Japan Geoscience Union Meeting 2019

Presentation information

[J] Poster

P (Space and Planetary Sciences ) » P-EM Solar-Terrestrial Sciences, Space Electromagnetism & Space Environment

[P-EM18] Heliosphere and Interplanetary Space

Wed. May 29, 2019 5:15 PM - 6:30 PM Poster Hall (International Exhibition Hall8, Makuhari Messe)

convener:Ken Tsubouchi(University of Electro-Communications), Masaki N Nishino(Japan Aerospace Exploration Agency, Institute of Space and Astronautical Science), Yasuhiro Nariyuki(Faculty of Human Development, University of Toyama), Kazumasa Iwai(Institute for Space?Earth Environmental Research (ISEE), Nagoya University)

[PEM18-P03] Electron acceleration at quasi-perpendicular collisionless shock: One-dimensional PIC simulation

*Fumiko Otsuka1, Shuichi Matsukiyo2, Mitsuo Oka3 (1.NIT, Kurume College, 2.ESST, Kyushu Univ., 3.UC Berkeley)

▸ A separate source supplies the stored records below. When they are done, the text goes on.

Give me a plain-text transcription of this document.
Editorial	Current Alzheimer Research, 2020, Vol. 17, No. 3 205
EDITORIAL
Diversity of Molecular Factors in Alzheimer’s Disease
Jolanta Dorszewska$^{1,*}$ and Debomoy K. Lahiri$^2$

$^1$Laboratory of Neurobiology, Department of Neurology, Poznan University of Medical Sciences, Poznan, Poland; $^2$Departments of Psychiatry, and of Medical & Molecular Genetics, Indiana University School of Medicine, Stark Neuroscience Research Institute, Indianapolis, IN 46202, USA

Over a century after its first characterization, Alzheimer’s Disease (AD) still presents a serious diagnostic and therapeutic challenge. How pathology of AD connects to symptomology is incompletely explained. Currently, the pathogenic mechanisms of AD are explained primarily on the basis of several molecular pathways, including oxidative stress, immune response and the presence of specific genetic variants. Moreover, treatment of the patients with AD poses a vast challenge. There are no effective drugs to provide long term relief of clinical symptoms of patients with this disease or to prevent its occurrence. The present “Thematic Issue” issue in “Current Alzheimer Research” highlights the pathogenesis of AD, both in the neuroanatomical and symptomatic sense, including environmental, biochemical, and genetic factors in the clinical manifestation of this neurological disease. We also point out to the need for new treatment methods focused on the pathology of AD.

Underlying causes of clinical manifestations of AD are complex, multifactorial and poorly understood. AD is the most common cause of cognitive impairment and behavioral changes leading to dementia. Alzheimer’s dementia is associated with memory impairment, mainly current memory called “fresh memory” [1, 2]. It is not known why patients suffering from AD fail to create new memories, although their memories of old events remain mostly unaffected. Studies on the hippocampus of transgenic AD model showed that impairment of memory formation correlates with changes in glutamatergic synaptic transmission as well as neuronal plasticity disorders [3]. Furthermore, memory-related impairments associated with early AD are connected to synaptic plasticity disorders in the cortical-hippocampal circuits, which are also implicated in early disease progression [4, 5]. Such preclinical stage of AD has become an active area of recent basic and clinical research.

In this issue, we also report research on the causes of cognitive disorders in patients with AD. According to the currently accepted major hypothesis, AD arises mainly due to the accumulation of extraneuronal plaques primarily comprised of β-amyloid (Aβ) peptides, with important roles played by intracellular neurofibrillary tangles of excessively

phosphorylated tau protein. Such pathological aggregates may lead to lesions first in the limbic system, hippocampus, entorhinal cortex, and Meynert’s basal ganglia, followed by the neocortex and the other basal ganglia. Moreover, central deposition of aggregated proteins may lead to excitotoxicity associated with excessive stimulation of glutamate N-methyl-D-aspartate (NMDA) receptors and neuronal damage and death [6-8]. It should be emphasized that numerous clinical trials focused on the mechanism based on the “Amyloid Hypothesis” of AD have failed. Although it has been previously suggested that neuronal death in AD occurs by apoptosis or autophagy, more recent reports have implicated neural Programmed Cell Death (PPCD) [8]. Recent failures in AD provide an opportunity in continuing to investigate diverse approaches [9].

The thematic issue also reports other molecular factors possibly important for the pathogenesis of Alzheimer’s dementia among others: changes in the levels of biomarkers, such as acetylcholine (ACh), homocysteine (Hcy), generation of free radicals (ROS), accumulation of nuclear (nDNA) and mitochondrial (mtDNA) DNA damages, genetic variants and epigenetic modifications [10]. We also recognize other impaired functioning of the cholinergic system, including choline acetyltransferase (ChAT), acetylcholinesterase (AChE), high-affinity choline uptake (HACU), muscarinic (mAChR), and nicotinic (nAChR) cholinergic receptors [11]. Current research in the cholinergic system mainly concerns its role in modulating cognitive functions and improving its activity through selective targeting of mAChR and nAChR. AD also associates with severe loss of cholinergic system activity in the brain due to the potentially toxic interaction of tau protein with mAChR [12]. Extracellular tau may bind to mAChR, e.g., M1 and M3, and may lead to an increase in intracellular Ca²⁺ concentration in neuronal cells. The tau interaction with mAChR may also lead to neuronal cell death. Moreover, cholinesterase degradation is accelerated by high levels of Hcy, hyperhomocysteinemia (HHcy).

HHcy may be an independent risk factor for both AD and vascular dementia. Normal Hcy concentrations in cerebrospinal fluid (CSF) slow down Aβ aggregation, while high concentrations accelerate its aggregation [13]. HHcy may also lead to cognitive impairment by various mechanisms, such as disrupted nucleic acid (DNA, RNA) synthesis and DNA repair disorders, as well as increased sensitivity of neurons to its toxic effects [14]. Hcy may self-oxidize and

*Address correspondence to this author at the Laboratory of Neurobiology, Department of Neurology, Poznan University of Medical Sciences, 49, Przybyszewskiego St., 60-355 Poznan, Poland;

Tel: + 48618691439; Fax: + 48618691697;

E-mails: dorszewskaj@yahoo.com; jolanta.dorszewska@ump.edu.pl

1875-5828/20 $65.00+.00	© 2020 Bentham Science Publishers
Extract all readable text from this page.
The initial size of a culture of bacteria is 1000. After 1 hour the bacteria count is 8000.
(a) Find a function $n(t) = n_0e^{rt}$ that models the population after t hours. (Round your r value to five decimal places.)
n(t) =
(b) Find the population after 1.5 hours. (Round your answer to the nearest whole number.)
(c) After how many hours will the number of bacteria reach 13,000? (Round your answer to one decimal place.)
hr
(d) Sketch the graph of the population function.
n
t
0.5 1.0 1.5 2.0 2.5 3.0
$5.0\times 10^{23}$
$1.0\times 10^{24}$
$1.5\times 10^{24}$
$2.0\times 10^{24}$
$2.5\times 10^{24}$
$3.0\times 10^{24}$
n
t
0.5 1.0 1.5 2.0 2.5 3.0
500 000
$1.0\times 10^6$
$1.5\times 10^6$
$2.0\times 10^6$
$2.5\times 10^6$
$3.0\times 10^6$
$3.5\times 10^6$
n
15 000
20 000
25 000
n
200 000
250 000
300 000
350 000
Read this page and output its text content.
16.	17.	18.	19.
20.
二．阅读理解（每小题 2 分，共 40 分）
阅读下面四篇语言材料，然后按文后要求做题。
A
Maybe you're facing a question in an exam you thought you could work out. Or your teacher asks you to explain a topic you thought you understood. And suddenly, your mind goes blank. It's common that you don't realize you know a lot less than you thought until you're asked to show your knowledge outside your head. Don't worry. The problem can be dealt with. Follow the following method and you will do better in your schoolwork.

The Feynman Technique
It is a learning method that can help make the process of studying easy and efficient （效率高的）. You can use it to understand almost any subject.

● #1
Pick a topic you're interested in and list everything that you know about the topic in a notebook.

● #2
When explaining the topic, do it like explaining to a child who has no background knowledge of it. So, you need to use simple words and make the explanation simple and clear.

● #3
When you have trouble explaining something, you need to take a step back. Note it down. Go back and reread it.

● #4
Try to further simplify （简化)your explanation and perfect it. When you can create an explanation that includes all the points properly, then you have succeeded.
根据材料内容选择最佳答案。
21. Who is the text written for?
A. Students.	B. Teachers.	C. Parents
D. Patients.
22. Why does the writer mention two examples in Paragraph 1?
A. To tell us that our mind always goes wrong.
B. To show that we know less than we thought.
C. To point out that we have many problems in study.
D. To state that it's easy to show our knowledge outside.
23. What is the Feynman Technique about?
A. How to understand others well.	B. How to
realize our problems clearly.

Keywords:electron acceleration, quasi-perpendicular shock, PIC simulation

A collisionless shock is thought to be an efficient accelerator of charged particles in space. At the quasi-perpendicular side of the earth's bow shock, non-thermal electrons are observed in-situ measurements. However, the electron acceleration process has not been unclear due to limited accuracies of instruments.Magnetospheric Multiscale (MMS) spacecraft launched on 2015 enables us to reveal the electron acceleration process in detail. The instruments measure the waves and particles with high time (millisecond) resolution and accuracy.

In this presentation, we perform one-dimensional particle-in-cell (PIC) simulation of a quasi-perpendicular collisionless shock and discuss electron acceleration at the shock, considering a direct comparison with MMS spacecraft data in mind. We will report the results of the runs with the Alfven Mach number 7, the shock angle (the angle between the background magnetic field and the shock normal) 70-80 degrees, and plasma beta 0.3-3, respectively. We evaluate electron distributions both in energy and pitch-angle, and upstream wave spectra, and discuss their temporal as well as spatial variations. Further, highly accelerated electrons are traced back to indentify their origin and acceleration process.